If a table is expected to be the target of a join then it is best to have a clustered index on that table so that the joins can be performed sequentially through the data pages. The columns in the clustered index will (on some DB systems) be included in all of the other indexes on that table, since those are the values that the indexes will use to reference the table data. To keep the other indexes from getting too large, the columns in the clustered index should be as narrow as possible, so it is best to use only numeric—rather than character—data types in the clustered index. In general, fewer columns are better than more columns, but notice that three int columns (12 bytes per row) are much better than one nvarchar(32) column (potentially 64 bytes per row).
If the clustered index is narrow, then a few additional indexes should not negatively impact performance very much even on very large tables.
Seems you are confusing two concepts here.
Adding indices *generally can only make a read query faster, very very rarely (almost never) slower. Adding an index never forces the query optimizer to use it. It will only use it if it thinks it can benefit from it, and it is generally very smart about those decisions.
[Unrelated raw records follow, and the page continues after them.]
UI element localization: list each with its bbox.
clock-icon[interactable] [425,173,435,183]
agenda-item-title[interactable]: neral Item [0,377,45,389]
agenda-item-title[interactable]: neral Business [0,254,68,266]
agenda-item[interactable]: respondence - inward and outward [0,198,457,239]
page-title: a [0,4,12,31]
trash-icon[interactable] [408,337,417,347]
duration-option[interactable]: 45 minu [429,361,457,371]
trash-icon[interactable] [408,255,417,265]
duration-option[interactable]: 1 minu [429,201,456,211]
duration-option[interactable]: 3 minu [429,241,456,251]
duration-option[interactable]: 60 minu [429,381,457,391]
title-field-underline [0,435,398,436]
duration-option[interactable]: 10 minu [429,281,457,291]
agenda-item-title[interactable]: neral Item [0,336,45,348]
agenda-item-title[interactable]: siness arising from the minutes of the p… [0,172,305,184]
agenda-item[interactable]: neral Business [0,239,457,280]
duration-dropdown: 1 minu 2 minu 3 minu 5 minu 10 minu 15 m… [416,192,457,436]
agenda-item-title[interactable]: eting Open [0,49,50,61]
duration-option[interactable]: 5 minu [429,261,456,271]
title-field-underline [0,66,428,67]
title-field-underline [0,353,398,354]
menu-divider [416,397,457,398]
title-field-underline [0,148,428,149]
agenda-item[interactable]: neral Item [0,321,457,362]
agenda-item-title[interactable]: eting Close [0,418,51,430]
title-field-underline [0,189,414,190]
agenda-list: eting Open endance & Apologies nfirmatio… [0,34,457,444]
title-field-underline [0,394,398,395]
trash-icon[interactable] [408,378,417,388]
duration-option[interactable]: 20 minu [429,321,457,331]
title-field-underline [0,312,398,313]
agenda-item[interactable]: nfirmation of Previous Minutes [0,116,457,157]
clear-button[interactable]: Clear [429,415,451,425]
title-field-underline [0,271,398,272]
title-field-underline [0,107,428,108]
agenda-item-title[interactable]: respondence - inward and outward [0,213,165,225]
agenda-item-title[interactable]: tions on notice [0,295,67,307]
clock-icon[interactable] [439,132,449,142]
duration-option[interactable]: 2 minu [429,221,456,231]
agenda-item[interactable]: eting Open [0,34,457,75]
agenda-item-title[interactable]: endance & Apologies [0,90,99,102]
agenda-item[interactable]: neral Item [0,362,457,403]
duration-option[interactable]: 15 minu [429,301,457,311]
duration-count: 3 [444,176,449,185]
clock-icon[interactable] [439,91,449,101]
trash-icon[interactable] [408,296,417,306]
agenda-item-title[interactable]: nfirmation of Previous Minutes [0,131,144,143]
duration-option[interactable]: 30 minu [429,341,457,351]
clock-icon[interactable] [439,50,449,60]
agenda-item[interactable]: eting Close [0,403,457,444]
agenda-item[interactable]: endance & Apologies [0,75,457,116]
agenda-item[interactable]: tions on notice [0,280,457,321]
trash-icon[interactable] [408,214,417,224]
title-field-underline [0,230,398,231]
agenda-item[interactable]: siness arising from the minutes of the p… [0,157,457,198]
For inserts/updates, of course, every index hurts performance a bit more... But at the other end of the spectrum, for, say a read only database, (like a USPS address database which is distributed monthly), in operational use there would ne no inserts/updates, so the only negative impact of additional indices is the disk space they take up.
This is entirely different that specifying that the query optimizer USE an index, in effect overriding what it would do on it's own... That can potentially make a query slower.
EDIT: Edited to eliminate opportunity for misinterpretation by overly literal readers.